Beef Review Netflix

Amy (Ali Wong), a prosperous Calabasas lifestyle entrepreneur, orders something on a lazy date night with her model-handsome husband (Joseph Lee). It’s also not the thin-sliced Korean barbecue that struggling building contractor Danny (Steven Yeun) cooks outside his run-down Los Angeles apartment building. This is the kind of dispute Amy and Danny have after a road-rage incident in a parking lot turns into a long-running, weirdly life-affirming feud – and Amy’s white whale of an SUV becomes a target of Moby Dick-style fixation.

Under normal conditions, Danny and Amy would have no reason to interact. Yes, they’re both east Asian thirtysomethings living in Los Angeles, but Amy’s world consists of glamorous gallery openings, a self-designed display home, and negotiating multimillion-dollar transactions. Danny’s universe consists of Burger King chicken sandwiches, small-time scams, and a Korean church band. Amy would probably not pay Danny to clear her drains. Not with those Yelp reviews.

Beef, like its protagonists, struggles to establish an instant emotional connection, and for good reason. The difficult-to-categorize script is neither comedy nor drama, but it is also not one of the low-energy Los Angeles dramedies that streaming services have transformed from a quirky cottage industry to a mass export good. It’s a gloomy, existential thriller about cynical people dealing with a deep inner grief. This, despite numerous genuinely funny pieces of dialogue, does not easily transfer into light entertainment. However, when marinated in author Lee Sung Jin’s distinct perspective and tenderised by surprising plot turns, this Beef quickly becomes a delicacy to appreciate.

If you’re familiar with Wong and Yeun’s work, Beef’s quality will come as no surprise. He is a Walking Dead alum who has starred in critically acclaimed films in the United States (Nope, Minari) and South Korea (Burning). She is the standup comedian whose irreverent, feminist perspectives on family life – particularly her most recent, pre-divorce Netflix special – make her an ideal choice for Amy, a woman whose secret stress reliever involves masturbating with a gun. They had previously collaborated on the bird-based cartoon Tuca & Bertie (Wong voiced song thrush Bertie, Yeun played Bertie’s robin boyfriend Speckle, and Lee wrote the script), but never on a project requiring such clear personal engagement.

Beef also proudly wears the imprint of achingly cool indie film company A24 and achieves at least one moment of psychedelic-enhanced, soul-swapping bliss, similar to A24’s recent Oscar-winner Everything Everywhere All at Once. Beef’s existential hunger, however, is more akin to Herzogian angst than hotdog fingers. The episode titles are The Rapture of Being Alive and The Birds Don’t Sing, They Screech in Pain, and each title card features unique artwork by artist and former Vice TV contributor David Choe (who also co-stars as Danny’s criminally inclined cousin Isaac). Without a doubt, the beef-themed additions to A24’s highly sought-after merchandise line will be released soon.
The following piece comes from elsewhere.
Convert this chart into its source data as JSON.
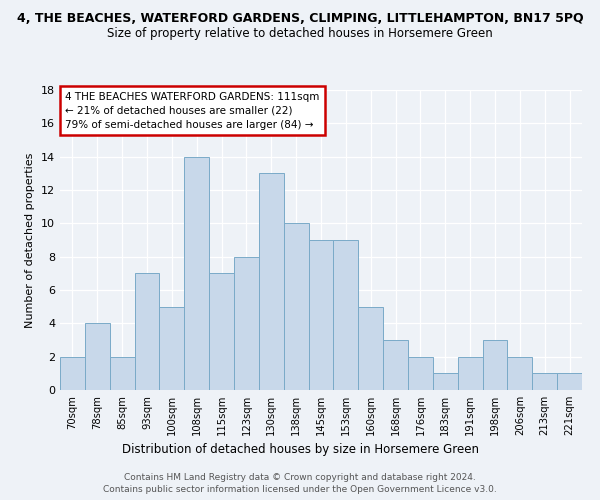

In these very therapeutic times, the assumption is that we do the work, find balance, and process any extreme emotions in a healthy, balanced manner. That must be especially true if you come from a Zen-influenced society and live in southern California’s wellness hotbed. “I’m so sick of smiling, dude,” Danny confesses at one point. But he also knows that any temporary mask-slip will be recorded by someone’s Ring video doorbell, posted on Nextdoor, and shared on social media indefinitely.
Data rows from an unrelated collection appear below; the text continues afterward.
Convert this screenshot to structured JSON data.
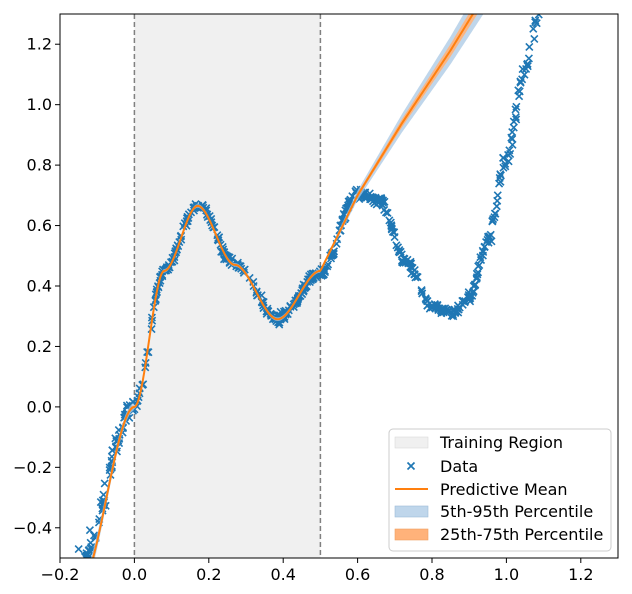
{
  "chart_data": {
    "type": "scatter",
    "xlim": [
      -0.2,
      1.3
    ],
    "ylim": [
      -0.5,
      1.3
    ],
    "x_ticks": [
      -0.2,
      0.0,
      0.2,
      0.4,
      0.6,
      0.8,
      1.0,
      1.2
    ],
    "x_tick_labels": [
      "−0.2",
      "0.0",
      "0.2",
      "0.4",
      "0.6",
      "0.8",
      "1.0",
      "1.2"
    ],
    "y_ticks": [
      -0.4,
      -0.2,
      0.0,
      0.2,
      0.4,
      0.6,
      0.8,
      1.0,
      1.2
    ],
    "y_tick_labels": [
      "−0.4",
      "−0.2",
      "0.0",
      "0.2",
      "0.4",
      "0.6",
      "0.8",
      "1.0",
      "1.2"
    ],
    "grid": false,
    "legend_position": "lower-right",
    "training_region": [
      0.0,
      0.5
    ],
    "data_x_range": [
      -0.15,
      1.1
    ],
    "predict_x_range": [
      -0.15,
      0.95
    ],
    "colors": {
      "data": "#1f77b4",
      "mean": "#ff7f0e",
      "band_outer": "#aac8e4",
      "band_inner": "#ffb27a",
      "region": "#f0f0f0",
      "boundary": "#808080"
    },
    "legend": [
      {
        "key": "region",
        "label": "Training Region"
      },
      {
        "key": "data",
        "label": "Data"
      },
      {
        "key": "mean",
        "label": "Predictive Mean"
      },
      {
        "key": "band_outer",
        "label": "5th-95th Percentile"
      },
      {
        "key": "band_inner",
        "label": "25th-75th Percentile"
      }
    ]
  }
}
Despite their differences, Amy and Danny are joined by an irrepressible desire to revolt against this self-imposed, 24-hour surveillance. And if you think their proclivity for petty grievances and questionable decision-making is strongly established in the first few episodes, just wait till you see what happens later. In the midst of this amusing turmoil, there is also the thrillingly subversive suggestion that pelting it full-throttle down the fury superhighway may be the most direct route to feeling alive again, regardless of what your therapist says.